Aside from its stake in Pike River, NZOG has a 12.5% stake in the offshore Taranaki field, Tui, alongside Australasion Worldwide Exploration's 42.5% stake, and a further 15% in the development Kupe field in Taranaki.
The estimates of the Tui field, which has been producing oil since last July, have been recently upgraded to an estimated 50.1 million barrels.
This comes at a time when global oil prices are at record levels, holding at just above $US140 ($NZ185) a barrel for the past fortnight.
Mr McIntyre said the extra working capital would allow NZOG to look at its next exploration options.
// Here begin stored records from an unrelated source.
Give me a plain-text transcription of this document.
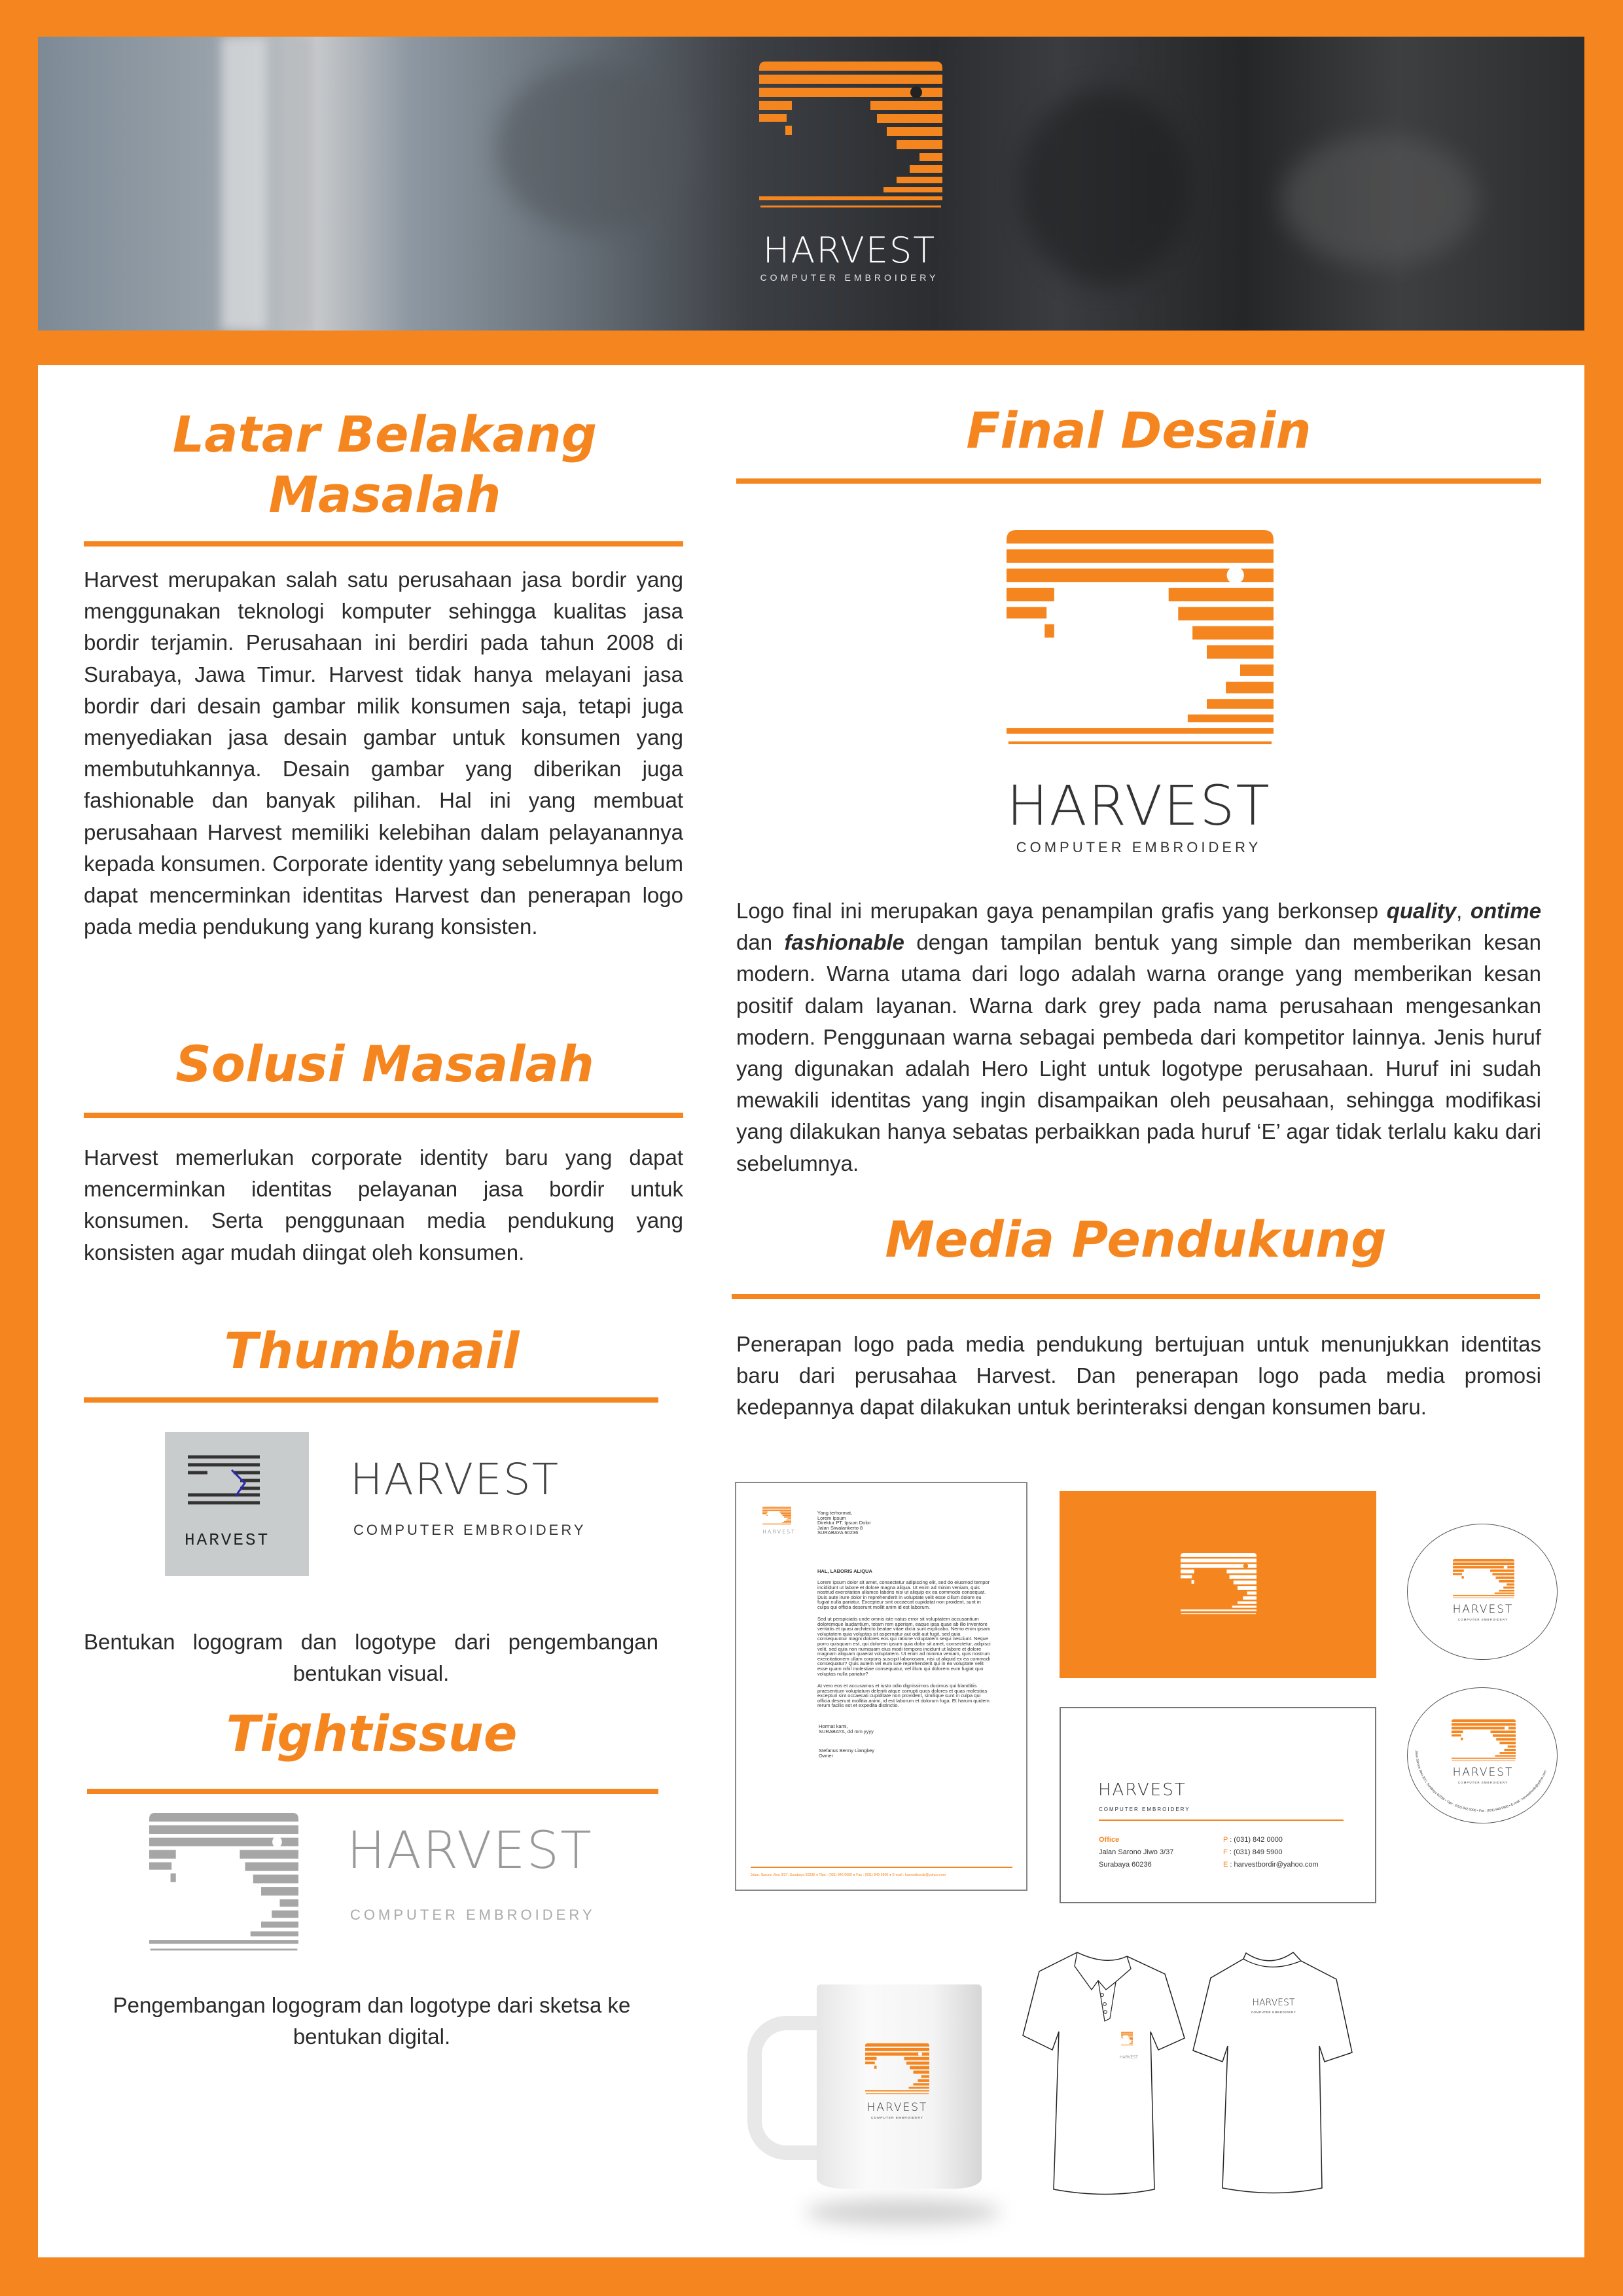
HARVEST
COMPUTER EMBROIDERY
Latar Belakang
Masalah
Harvest merupakan salah satu perusahaan jasa bordir yang menggunakan teknologi komputer sehingga kualitas jasa bordir terjamin. Perusahaan ini berdiri pada tahun 2008 di Surabaya, Jawa Timur. Harvest tidak hanya melayani jasa bordir dari desain gambar milik konsumen saja, tetapi juga menyediakan jasa desain gambar untuk konsumen yang membutuhkannya. Desain gambar yang diberikan juga fashionable dan banyak pilihan. Hal ini yang membuat perusahaan Harvest memiliki kelebihan dalam pelayanannya kepada konsumen. Corporate identity yang sebelumnya belum dapat mencerminkan identitas Harvest dan penerapan logo pada media pendukung yang kurang konsisten.
Solusi Masalah
Harvest memerlukan corporate identity baru yang dapat mencerminkan identitas pelayanan jasa bordir untuk konsumen. Serta penggunaan media pendukung yang konsisten agar mudah diingat oleh konsumen.
Thumbnail
HARVEST
HARVEST
COMPUTER EMBROIDERY
Bentukan logogram dan logotype dari pengembangan bentukan visual.
Tightissue
HARVEST
COMPUTER EMBROIDERY
Pengembangan logogram dan logotype dari sketsa ke bentukan digital.
Final Desain
HARVEST
COMPUTER EMBROIDERY
Logo final ini merupakan gaya penampilan grafis yang berkonsep quality, ontime dan fashionable dengan tampilan bentuk yang simple dan memberikan kesan modern. Warna utama dari logo adalah warna orange yang memberikan kesan positif dalam layanan. Warna dark grey pada nama perusahaan mengesankan modern. Penggunaan warna sebagai pembeda dari kompetitor lainnya. Jenis huruf yang digunakan adalah Hero Light untuk logotype perusahaan. Huruf ini sudah mewakili identitas yang ingin disampaikan oleh peusahaan, sehingga modifikasi yang dilakukan hanya sebatas perbaikkan pada huruf ‘E’ agar tidak terlalu kaku dari sebelumnya.
Media Pendukung
Penerapan logo pada media pendukung bertujuan untuk menunjukkan identitas baru dari perusahaa Harvest. Dan penerapan logo pada media promosi kedepannya dapat dilakukan untuk berinteraksi dengan konsumen baru.
HARVEST
Yang terhormat,
Lorem Ipsum
Direktur PT. Ipsum Dolor
Jalan Siwalankerto 8
SURABAYA 60236
HAL, LABORIS ALIQUA
Lorem ipsum dolor sit amet, consectetur adipiscing elit, sed do eiusmod tempor incididunt ut labore et dolore magna aliqua. Ut enim ad minim veniam, quis nostrud exercitation ullamco laboris nisi ut aliquip ex ea commodo consequat. Duis aute irure dolor in reprehenderit in voluptate velit esse cillum dolore eu fugiat nulla pariatur. Excepteur sint occaecat cupidatat non proident, sunt in culpa qui officia deserunt mollit anim id est laborum.
Sed ut perspiciatis unde omnis iste natus error sit voluptatem accusantium doloremque laudantium, totam rem aperiam, eaque ipsa quae ab illo inventore veritatis et quasi architecto beatae vitae dicta sunt explicabo. Nemo enim ipsam voluptatem quia voluptas sit aspernatur aut odit aut fugit, sed quia consequuntur magni dolores eos qui ratione voluptatem sequi nesciunt. Neque porro quisquam est, qui dolorem ipsum quia dolor sit amet, consectetur, adipisci velit, sed quia non numquam eius modi tempora incidunt ut labore et dolore magnam aliquam quaerat voluptatem. Ut enim ad minima veniam, quis nostrum exercitationem ullam corporis suscipit laboriosam, nisi ut aliquid ex ea commodi consequatur? Quis autem vel eum iure reprehenderit qui in ea voluptate velit esse quam nihil molestiae consequatur, vel illum qui dolorem eum fugiat quo voluptas nulla pariatur?
At vero eos et accusamus et iusto odio dignissimos ducimus qui blanditiis praesentium voluptatum deleniti atque corrupti quos dolores et quas molestias excepturi sint occaecati cupiditate non provident, similique sunt in culpa qui officia deserunt mollitia animi, id est laborum et dolorum fuga. Et harum quidem rerum facilis est et expedita distinctio.
Hormat kami,
SURABAYA, dd mm yyyy
Stefanus Benny Liangkey
Owner
Jalan. Sarono Jiwo 3/37, Surabaya 60236 ● Tlpn : (031) 842 0000 ● Fax : (031) 849 5900 ● E-mail : harvestbordir@yahoo.com
HARVEST
COMPUTER EMBROIDERY
Office
Jalan Sarono Jiwo 3/37
Surabaya 60236
P : (031) 842 0000
F : (031) 849 5900
E : harvestbordir@yahoo.com
HARVEST
COMPUTER EMBROIDERY
HARVEST
COMPUTER EMBROIDERY
Jalan Sarono Jiwo 3/37, Surabaya 60236 • Tlpn : (031) 842 0000 • Fax : (031) 849 5900 • E-mail : harvestbordir@yahoo.com
HARVEST
COMPUTER EMBROIDERY
HARVEST
HARVEST
COMPUTER EMBROIDERY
In late April, NZOG rewarded its long-suffering shareholders with their first dividend in a decade, 5c per share, only the second time in the company's 27-year history it had paid a dividend.
Pike River, which like NZOG is about to experience record prices, in this case for specialist hard coking coal, is almost at the production stage at its Brunner seam in the Paparoa Ranges near Reefton, nearing the completion of a 2.3km tunnel it has been working on for the past 21 months in exceptionally rugged terrain.